The Washington Post reported today:
President Obama and Vice President Biden urged a group of House Democrats at a White House meeting this morning to move forward with climate-change legislation that has become a subject of controversy among some Democrats and threatened to stall health-care reform.
At the same time, E&E News PM (subs. req’d) reported:
House Energy and Commerce Chairman Henry Waxman (D-Calif.) said today that he will bypass regular order on a major climate change and energy bill and mark up the legislation before the entire 59-member panel.
At this point, I don’t have confirmation for the second story, but it is obviously one strategy for moving the bill along while still giving time for intra-party negotiation.
There does seem to be movement on the bill and the Obama-Biden visit may have helped:
“We are exchanging concepts and where we reach agreement, we’re working on language,” said Rep. Rick Boucher (D-Va.), a lead negotiator for the moderate Democrats.
Rep. G.K. Butterfield (D-N.C.) said Democratic talks had picked up in recent days, and he predicted a proposal from committee leaders to the wavering moderates within days, if not hours. “I discern some movement,” Butterfield said.
The upbeat prognosis for the House climate talks came shortly after a roughly 90-minute White House meeting with Obama and Vice President Joe Biden.

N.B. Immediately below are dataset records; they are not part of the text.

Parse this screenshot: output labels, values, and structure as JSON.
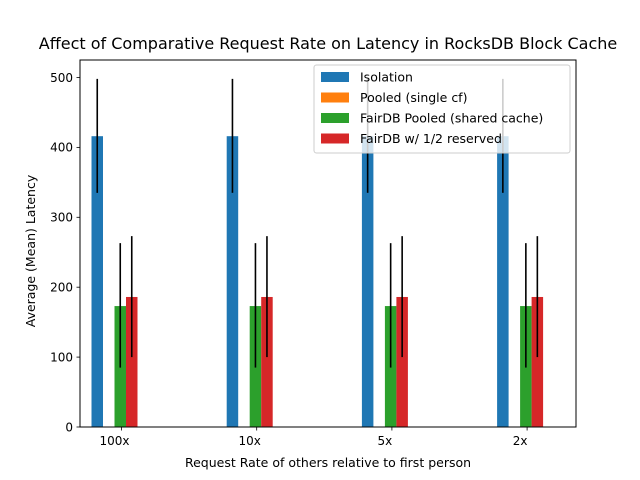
{
  "chart_data": {
    "type": "bar",
    "title": "Affect of Comparative Request Rate on Latency in RocksDB Block Cache",
    "xlabel": "Request Rate of others relative to first person",
    "ylabel": "Average (Mean) Latency",
    "categories": [
      "100x",
      "10x",
      "5x",
      "2x"
    ],
    "ylim": [
      0,
      525
    ],
    "yticks": [
      0,
      100,
      200,
      300,
      400,
      500
    ],
    "grid": false,
    "legend_position": "top-right",
    "series": [
      {
        "name": "Isolation",
        "color": "#1f77b4",
        "values": [
          416,
          416,
          416,
          416
        ],
        "error_low": [
          335,
          335,
          335,
          335
        ],
        "error_high": [
          498,
          498,
          498,
          498
        ]
      },
      {
        "name": "Pooled (single cf)",
        "color": "#ff7f0e",
        "values": [
          0,
          0,
          0,
          0
        ],
        "error_low": null,
        "error_high": null
      },
      {
        "name": "FairDB Pooled (shared cache)",
        "color": "#2ca02c",
        "values": [
          173,
          173,
          173,
          173
        ],
        "error_low": [
          85,
          85,
          85,
          85
        ],
        "error_high": [
          263,
          263,
          263,
          263
        ]
      },
      {
        "name": "FairDB w/ 1/2 reserved",
        "color": "#d62728",
        "values": [
          186,
          186,
          186,
          186
        ],
        "error_low": [
          100,
          100,
          100,
          100
        ],
        "error_high": [
          273,
          273,
          273,
          273
        ]
      }
    ]
  }
}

According to several lawmakers at the session, Obama urged the Democrats to reach consensus on the issue by Memorial Day so that the committee can turn its attention to health care reform in June.
“He didn’t want to see this slip by the wayside,” said Rep. Mike Doyle (D-Pa.). “He wants us to keep working.”
Democrats said Obama was well briefed on the details and complexities of the climate issue. “He has mastered the details,” Boucher said.
Yet, they also said the president wants the committee members to work through the sticking points themselves. “He wants us to try to work out our bill, and he’s giving us a lot of latitude to do that,” Waxman said.
More detail on the visit:
Democratic Reps. Jay Inslee (Wash.) and Doris Matsui (Calif.), who both attended the meeting, said the president emphasized the historic nature of the climate bill.
“He told us, sometimes we do things of real impact. And none of us would want to look back in twenty to thirty years and think we had punted on something of a historic nature,” Inslee said….
White House press secretary Robert Gibbs read a synopsis of the meeting at his daily briefing this afternoon. “The President outlined core principles that should guide the energy legislation as the Committee finalizes it,” Gibbs said. “The President believes that consumers and communities should be compensated if, during the transition period, there are any additional costs associated with reducing carbon emissions. He believes there should be predictability and certainty in the market, so that entrepreneurs can make major private sector investments in clean energy innovation. He also believes that regional impacts should be taken into account and addressed — and that our trade sensitive industries need to be protected.”
Finally, Obama weighed on the controversial auction vs. allocation issue:
Because of their regional diversity, Obama also suggested that Democrats on the Energy and Commerce Committee could help propel the entire issue forward — including through the Senate — if they can strike a deal among themselves.
“If we can reach agreement with the coal sector, with the steel, with the auto sector, with the refining sector on our committee, which is very representative of the Congress as a whole, then we believe that’ll be a template for passage in the Senate, as well,” Markey said. “Because the agreements we’ll reach will be the very same agreements that those industry leaders … will be able to represent to senators are the basis for passage of legislation that they can support.”
Obama addressed a key sticking point in negotiations, telling the Democrats that he is open to giving away some of the emission credits for free to industry, a clear shift from last year’s presidential campaign and the administration’s budget proposal in favor of a complete auction of the allowances.
“I wouldn’t say it’s contrary,” Waxman said. “He wants us to get to a point where we’re going to have an auction, and eventually we will get to an auction.”
Any free credits, Waxman added, would not undercut the goals of the legislation.
“It’s going to require during that transition period of decades for the Congress to deal with the cost to consumers, and the cost to different industries and the development of the new technologies,” he said. “We’re trying to be mindful of the regional concerns and the ratepayers, particularly the consumers.”
Kudos to Obama and Biden — and Waxman and Markey — for continuing to move the ball forward.